フォードは2025年12月にEV事業で195億ドルの減損処理を計上した後、電気自動車(EV)用電池の生産に充てる予定だったケンタッキー州の工場を活用し、完全子会社のエネルギー貯蔵事業会社を立ち上げると発表。EV戦略で中心的な役割を担ってきたリサ・ドレイク氏が指揮を執っている。

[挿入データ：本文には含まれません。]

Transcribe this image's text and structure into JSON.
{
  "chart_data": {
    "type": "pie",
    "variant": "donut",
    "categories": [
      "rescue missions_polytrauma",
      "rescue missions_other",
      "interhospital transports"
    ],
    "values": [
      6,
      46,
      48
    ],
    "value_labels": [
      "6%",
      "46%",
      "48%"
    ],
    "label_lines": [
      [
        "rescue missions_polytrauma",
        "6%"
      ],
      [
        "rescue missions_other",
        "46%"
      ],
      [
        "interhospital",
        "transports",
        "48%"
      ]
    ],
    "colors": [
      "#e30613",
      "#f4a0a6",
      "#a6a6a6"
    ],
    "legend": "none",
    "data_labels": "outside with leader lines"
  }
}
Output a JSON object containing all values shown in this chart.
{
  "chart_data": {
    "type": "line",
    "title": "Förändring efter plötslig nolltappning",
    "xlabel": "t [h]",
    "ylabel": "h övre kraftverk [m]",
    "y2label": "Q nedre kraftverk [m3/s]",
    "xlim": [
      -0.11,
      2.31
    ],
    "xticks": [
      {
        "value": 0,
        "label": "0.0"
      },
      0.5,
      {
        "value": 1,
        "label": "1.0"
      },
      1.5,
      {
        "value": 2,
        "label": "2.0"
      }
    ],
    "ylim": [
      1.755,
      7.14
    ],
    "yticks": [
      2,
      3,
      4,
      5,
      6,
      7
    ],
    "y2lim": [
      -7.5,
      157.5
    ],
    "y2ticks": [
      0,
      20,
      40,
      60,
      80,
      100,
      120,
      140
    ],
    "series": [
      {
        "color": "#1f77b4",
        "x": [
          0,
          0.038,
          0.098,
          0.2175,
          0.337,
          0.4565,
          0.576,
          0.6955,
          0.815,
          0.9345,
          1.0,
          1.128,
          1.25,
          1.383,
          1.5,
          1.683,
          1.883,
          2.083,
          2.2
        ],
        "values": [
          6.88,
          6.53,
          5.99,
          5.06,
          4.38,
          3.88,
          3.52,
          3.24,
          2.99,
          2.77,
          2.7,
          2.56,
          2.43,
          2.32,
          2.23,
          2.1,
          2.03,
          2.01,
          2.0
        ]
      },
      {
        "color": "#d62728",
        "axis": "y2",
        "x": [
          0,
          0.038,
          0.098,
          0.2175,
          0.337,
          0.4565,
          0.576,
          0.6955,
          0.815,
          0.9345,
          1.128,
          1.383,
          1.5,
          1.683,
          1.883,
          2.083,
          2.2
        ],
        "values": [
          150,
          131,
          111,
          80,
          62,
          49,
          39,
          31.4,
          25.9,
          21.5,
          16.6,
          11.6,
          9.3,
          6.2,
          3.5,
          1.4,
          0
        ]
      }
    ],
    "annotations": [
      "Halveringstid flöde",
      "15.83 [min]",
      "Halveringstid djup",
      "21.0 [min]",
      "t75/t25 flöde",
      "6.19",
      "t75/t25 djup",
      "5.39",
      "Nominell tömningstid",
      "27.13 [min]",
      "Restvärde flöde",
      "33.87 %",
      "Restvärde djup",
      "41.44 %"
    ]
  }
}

同事業にはリン酸鉄リチウムイオン(LFP)電池を採用し、データセンターや電力会社、大規模な産業・商業向け顧客への製品供給を見込む。
モルガン・スタンレーのアナリストは、フォードが業界トップの中国電池大手、寧徳時代新能源科技(CATL)と結んでいる電池技術のライセンス契約を強みと指摘。「フォードのCATLとの関係は、過小評価されている戦略的な競争優位性だ」とし、今後数カ月内に大口の商業顧客と供給契約を締結すると予想した。
フォードは同事業に20億ドルを投資する計画で、最初の顧客向け納入を27年終盤に開始する予定。年間で少なくとも20ギガワット時(GWh)の展開を見込んでいる。